Just out of curiosity, were you a cook? Because in my experience, cooks tend to be some of the most forgiving customers when they eat in somebody else’s restaurant (I’ve sent something back to the kitchen exactly once, and then only because the gravy tasted like somebody had melted styrofoam in it). Servers, on the other hand, seem to be some of the worst restaurant customers. They all believe that they personally provide perfect service to their own customers, and so they demand the same level of service that they perceive they themselves give. I was working in a small diner a few years ago, and for Christmas one year the boss took the whole crew out for a nice dinner at a local, moderately upscale place. The other cooks and I sat there in silent embarrassment as our own waitresses demanded this, demanded that, repeatedly sent things back to the kitchen, and made things miserable for the staff that was serving us.

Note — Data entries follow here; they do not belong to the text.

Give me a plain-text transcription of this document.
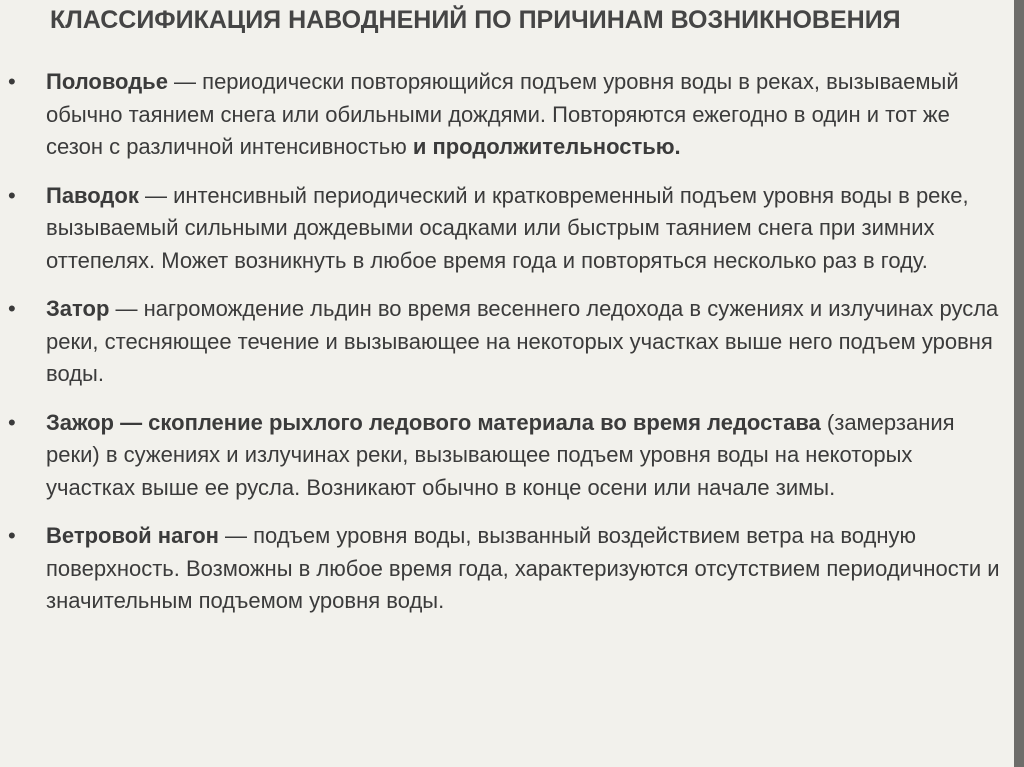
КЛАССИФИКАЦИЯ НАВОДНЕНИЙ ПО ПРИЧИНАМ ВОЗНИКНОВЕНИЯ
• Половодье — периодически повторяющийся подъем уровня воды в реках, вызываемый обычно таянием снега или обильными дождями. Повторяются ежегодно в один и тот же сезон с различной интенсивностью и продолжительностью.
• Паводок — интенсивный периодический и кратковременный подъем уровня воды в реке, вызываемый сильными дождевыми осадками или быстрым таянием снега при зимних оттепелях. Может возникнуть в любое время года и повторяться несколько раз в году.
• Затор — нагромождение льдин во время весеннего ледохода в сужениях и излучинах русла реки, стесняющее течение и вызывающее на некоторых участках выше него подъем уровня воды.
• Зажор — скопление рыхлого ледового материала во время ледостава (замерзания реки) в сужениях и излучинах реки, вызывающее подъем уровня воды на некоторых участках выше ее русла. Возникают обычно в конце осени или начале зимы.
• Ветровой нагон — подъем уровня воды, вызванный воздействием ветра на водную поверхность. Возможны в любое время года, характеризуются отсутствием периодичности и значительным подъемом уровня воды.
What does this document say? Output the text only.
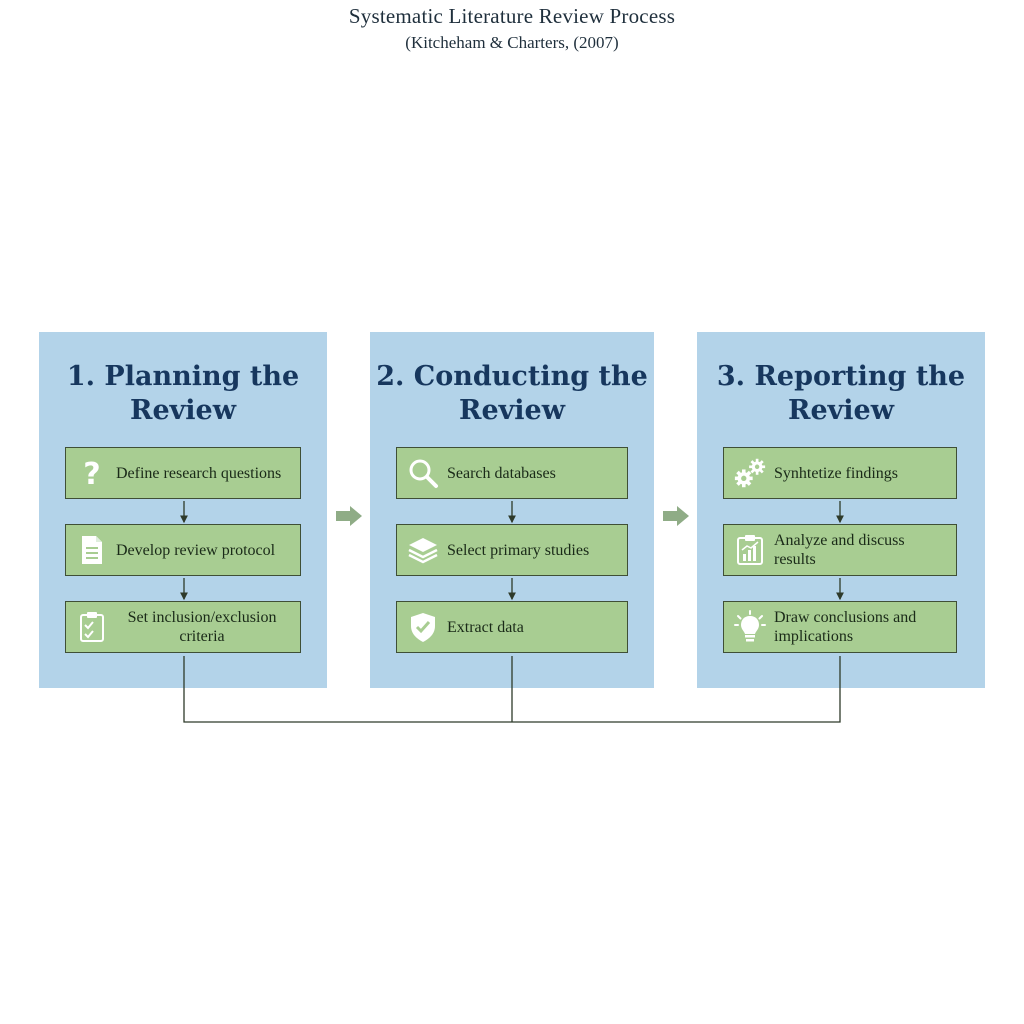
Systematic Literature Review Process
(Kitcheham & Charters, (2007)
1. Planning the Review
? Define research questions
Develop review protocol
Set inclusion/exclusion criteria
2. Conducting the Review
Search databases
Select primary studies
Extract data
3. Reporting the Review
Synhtetize findings
Analyze and discuss results
Draw conclusions and implications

Another time, I was the graveyard cook at one of those 24-hour places. A woman came in at 2:30 AM and ordered a T-bone steak “to go”. I cooked it, boxed it, and sent it out. She opened the box, inspected the steak, and sent it back, saying it was overcooked. So I cooked a new steak and sent it out. She sent this one back, too. While I was cooking yet another T-bone for her, she stood where she could see me and launched into a tirade that concluded with “I’m a waitress at <popular local steakhouse>, and I know how a steak should be cooked!” I suppressed the urge to walk out front and cram her steak down her throat, and instead let my own waitress inform her that I spent three years as a fucking cook at <popular local steakhouse>, and in fact that is where I learned how to cook a fucking steak.
Indeed. I’ve said for years that the single most difficult thing for a breakfast cook to prepare is dry toast, because it’s pure reflex. You grab the toast with one hand while simultaneously grabbing the butter knife with the other, and you spread the butter as the toast is landing on the cutting board. They you say, “oops!”
I recently walked out of a local bar, and won’t go back again, for just this reason. I walked in and sat down at the bar, took a $20 bill out of my wallet, and held it in my hand in plain sight. The bartender looked in my direction several times, but otherwise completely ignored me. Not even a “be right with you.” I waited for 15 minutes, and then put my money back in my wallet and left. I later learned that the bartender was also the owner of the place.